Not surprisingly, many of these patients suffered permanent effects, while at the same time, Cameron became the first chairman of the World Psychiatric Association and president of the American and Canadian psychiatric associations. Author John Marks chronicled these shameful events in his 1979 book, The Search for the Manchurian Candidate.
The beginning of the end
In 1953, Ph.D. biochemist Frank Olson was assigned to the Army's Chemical Corps’ Special Operations Division (SOD) at Fort Detrick, Maryland. He attended a three-day working SOD-CIA retreat at an isolated lodge in western Maryland, where the head of MK-Ultra, Dr. Sidney Gottlieb was also present.
Gottlieb laced a bottle of Cointreau with LSD and offered it to the guests. While the others soon recovered, Olson continued to experience anxiety and mental confusion for days after being dosed. The CIA moved him to New York City to see a doctor affiliated with the MK-Ultra Program who believed he could help Olson. Instead, Olson went out the window of his 13th story hotel room, possibly voluntarily, and left behind a wife and three children. Olson's death was attributed to suicide.
In December 1974, the New York Times writer Seymour Hersh published a story about the CIA's misdeeds which prompted then-President Gerald Ford to appoint his Vice-President Nelson Rockefeller to head of a blue-ribbon panel to investigate.
The report by the Rockefeller Commission described the death of an unnamed civilian who had been given LSD by the CIA then had plunged from a New York hotel window. The Olson family recognized their husband and father, and sued the U.S. government. They received $750,000 from Congress, and a personal apology from President Ford.
In 1976, President Ford issued an Executive Order which prohibited "experimentation with drugs on human subjects, except with the informed consent, in writing and witnessed by a disinterested party, of each such human subject." Later Executive Orders by Presidents Jimmy Carter and Ronald Reagan expanded this directive to apply to any human experimentation.
In 1977, former Massachusetts Senator Edward Kennedy oversaw congressional hearings that investigated the effects of the MK-Ultra Program. The hearings were unable to consult MK-Ultra records because in 1973, CIA director Richard Helms had insisted that all records relating to the program be destroyed. However, a cache of 20,000 documents that had been misfiled survived, and they were investigated during the 1977 Senate Hearings.
In a November 27, 2012 New York Times article, Frank Olson's son Eric said of the battle to learn the truth about his father's death, "We want justice. This has cost me an immense amount of time and years of my life."

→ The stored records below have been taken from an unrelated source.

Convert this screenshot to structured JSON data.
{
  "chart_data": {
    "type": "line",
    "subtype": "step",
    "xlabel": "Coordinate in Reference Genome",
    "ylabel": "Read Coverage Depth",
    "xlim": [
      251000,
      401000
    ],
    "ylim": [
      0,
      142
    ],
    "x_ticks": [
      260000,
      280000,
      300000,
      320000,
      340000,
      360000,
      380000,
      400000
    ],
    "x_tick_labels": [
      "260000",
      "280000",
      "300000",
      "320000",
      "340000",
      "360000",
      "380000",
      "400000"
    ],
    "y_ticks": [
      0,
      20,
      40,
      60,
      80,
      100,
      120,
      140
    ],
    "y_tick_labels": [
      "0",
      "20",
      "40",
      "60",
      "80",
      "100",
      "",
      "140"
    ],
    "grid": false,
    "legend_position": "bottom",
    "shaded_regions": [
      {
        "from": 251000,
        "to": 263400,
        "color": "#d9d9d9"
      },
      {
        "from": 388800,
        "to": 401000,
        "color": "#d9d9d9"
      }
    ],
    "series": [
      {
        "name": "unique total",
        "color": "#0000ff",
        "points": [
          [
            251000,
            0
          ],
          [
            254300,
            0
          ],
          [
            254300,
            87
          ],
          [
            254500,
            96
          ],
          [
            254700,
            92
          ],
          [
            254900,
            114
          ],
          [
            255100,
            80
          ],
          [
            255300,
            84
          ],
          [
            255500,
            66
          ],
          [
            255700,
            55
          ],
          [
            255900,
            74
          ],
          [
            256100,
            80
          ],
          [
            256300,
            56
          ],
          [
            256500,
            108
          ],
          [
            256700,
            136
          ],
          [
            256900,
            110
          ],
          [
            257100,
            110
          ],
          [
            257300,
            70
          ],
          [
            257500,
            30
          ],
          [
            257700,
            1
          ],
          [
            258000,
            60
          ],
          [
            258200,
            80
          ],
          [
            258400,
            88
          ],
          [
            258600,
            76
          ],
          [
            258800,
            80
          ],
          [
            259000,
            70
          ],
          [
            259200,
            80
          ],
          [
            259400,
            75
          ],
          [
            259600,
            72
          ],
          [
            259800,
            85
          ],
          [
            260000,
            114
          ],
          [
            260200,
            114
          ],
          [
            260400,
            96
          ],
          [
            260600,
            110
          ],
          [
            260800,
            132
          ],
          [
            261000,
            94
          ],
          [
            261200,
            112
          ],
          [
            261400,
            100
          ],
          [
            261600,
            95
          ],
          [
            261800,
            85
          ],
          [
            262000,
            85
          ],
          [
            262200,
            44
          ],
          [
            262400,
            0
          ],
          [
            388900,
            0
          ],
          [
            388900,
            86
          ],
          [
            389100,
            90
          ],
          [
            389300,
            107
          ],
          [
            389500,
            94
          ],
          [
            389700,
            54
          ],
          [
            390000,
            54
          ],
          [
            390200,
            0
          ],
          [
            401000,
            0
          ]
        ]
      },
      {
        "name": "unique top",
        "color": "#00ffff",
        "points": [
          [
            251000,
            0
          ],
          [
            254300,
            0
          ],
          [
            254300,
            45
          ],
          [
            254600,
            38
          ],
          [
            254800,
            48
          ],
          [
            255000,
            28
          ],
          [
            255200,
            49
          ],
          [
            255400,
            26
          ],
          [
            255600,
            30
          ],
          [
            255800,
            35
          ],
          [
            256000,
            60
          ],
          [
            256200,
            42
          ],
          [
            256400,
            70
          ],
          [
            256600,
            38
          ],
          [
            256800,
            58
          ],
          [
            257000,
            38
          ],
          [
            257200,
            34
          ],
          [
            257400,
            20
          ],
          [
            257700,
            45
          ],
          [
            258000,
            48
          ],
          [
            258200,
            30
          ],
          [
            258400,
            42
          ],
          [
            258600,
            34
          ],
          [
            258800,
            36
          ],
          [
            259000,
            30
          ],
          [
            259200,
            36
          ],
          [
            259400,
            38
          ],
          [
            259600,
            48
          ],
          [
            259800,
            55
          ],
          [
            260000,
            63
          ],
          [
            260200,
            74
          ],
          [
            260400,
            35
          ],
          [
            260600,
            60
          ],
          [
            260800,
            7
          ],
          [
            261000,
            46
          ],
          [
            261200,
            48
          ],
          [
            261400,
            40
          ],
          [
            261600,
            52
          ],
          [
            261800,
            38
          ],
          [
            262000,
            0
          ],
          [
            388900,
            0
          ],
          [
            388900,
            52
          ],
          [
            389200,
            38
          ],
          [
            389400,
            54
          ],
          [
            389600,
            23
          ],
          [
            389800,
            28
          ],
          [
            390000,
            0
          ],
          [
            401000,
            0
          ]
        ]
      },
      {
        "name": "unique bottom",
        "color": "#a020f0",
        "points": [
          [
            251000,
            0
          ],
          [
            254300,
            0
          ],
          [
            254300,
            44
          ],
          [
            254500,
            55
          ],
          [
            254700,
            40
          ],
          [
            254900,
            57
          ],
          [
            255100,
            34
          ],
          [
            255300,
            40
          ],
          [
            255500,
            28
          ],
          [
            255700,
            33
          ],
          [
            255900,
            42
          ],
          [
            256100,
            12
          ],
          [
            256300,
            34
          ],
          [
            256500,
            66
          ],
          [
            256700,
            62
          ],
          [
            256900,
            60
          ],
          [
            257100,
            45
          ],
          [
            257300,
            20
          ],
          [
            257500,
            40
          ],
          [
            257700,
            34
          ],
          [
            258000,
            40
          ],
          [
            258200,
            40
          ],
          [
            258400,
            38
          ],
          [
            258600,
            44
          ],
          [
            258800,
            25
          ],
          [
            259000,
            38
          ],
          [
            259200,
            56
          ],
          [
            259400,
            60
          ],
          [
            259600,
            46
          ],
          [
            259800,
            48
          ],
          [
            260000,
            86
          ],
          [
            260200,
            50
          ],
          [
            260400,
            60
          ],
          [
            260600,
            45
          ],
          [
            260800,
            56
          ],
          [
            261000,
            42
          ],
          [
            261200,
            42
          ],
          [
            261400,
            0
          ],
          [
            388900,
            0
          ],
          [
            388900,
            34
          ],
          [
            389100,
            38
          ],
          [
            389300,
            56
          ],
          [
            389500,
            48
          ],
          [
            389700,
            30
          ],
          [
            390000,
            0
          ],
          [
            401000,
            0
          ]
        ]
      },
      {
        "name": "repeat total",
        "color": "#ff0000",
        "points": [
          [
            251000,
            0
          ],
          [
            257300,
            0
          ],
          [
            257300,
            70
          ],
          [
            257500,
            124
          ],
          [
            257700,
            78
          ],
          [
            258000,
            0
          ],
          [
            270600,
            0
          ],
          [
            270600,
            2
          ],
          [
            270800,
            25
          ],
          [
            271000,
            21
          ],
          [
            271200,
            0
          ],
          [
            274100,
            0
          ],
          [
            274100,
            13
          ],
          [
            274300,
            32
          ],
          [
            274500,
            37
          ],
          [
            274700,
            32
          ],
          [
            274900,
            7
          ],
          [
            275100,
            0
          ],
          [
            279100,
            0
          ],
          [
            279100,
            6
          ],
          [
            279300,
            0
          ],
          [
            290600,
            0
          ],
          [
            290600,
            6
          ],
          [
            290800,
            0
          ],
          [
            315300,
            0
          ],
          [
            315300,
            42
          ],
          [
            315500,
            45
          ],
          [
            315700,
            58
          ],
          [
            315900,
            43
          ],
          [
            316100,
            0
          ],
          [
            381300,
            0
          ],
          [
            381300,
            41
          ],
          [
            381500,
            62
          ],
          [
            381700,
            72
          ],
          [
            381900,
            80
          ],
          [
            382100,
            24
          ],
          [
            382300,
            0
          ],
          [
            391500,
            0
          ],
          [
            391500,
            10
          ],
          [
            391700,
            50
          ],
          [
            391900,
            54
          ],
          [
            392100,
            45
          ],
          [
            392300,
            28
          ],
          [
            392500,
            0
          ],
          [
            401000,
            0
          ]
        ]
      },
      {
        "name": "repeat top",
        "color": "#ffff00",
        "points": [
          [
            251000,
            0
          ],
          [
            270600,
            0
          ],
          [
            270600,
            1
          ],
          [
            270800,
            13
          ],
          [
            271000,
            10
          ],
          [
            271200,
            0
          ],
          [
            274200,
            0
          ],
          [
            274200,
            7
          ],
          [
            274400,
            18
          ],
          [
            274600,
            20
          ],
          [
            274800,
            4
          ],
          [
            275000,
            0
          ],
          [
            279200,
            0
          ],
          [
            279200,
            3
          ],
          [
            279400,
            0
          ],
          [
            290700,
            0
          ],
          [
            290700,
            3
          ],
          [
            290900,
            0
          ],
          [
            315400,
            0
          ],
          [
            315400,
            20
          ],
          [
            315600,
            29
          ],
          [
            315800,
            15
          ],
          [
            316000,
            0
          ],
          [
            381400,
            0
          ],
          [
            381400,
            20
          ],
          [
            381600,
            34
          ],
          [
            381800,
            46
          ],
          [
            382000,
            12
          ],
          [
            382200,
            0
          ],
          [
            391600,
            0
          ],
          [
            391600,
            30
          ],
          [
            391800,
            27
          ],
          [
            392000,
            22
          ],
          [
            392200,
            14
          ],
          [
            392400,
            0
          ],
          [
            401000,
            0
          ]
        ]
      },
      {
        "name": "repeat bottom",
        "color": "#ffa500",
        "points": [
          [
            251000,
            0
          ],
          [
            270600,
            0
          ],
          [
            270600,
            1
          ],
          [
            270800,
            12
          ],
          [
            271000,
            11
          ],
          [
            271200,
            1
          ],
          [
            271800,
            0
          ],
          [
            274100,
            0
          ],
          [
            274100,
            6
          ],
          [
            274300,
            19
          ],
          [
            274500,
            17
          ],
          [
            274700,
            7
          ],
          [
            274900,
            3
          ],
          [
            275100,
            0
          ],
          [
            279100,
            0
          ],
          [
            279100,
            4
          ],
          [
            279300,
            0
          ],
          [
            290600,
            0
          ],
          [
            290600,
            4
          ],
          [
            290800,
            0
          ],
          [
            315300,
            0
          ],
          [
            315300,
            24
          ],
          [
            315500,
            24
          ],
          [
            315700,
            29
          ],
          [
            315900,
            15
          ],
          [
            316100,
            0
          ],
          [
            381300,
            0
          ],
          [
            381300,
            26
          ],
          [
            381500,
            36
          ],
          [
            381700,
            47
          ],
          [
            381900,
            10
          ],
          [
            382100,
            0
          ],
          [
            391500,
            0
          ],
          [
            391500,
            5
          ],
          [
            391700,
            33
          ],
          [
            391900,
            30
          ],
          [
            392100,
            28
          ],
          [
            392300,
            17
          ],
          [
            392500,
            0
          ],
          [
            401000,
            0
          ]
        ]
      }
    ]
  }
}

MK-Ultra is a popular trope
The MK-Ultra Program has been portrayed in books and movies, such as the 1990 film, Jacob's Ladder, 1997's Conspiracy Theory, 2015's American Ultra, and in the various Jason Bourne books and movies starring Matt Damon and written by Robert Ludlum.
On television, it was portrayed in the 1998 Canadian series The Sleep Room, and in season 1 of Stranger Things where Dr. Martin Brenner was involved in MK-Ultra, and Eleven was born to an MK-Ultra test subject. The 2017 Netflix documentary Wormwood tells the story of Frank Olson.
Stephen King's novel Firestarter is based on MK-Ultra, the game Call of Duty: Black Ops concerns the game's protagonist being turned into a Soviet sleeper agent, and the company T.H.Seeds of Amsterdam named one of its cannabis strains MK-Ultra.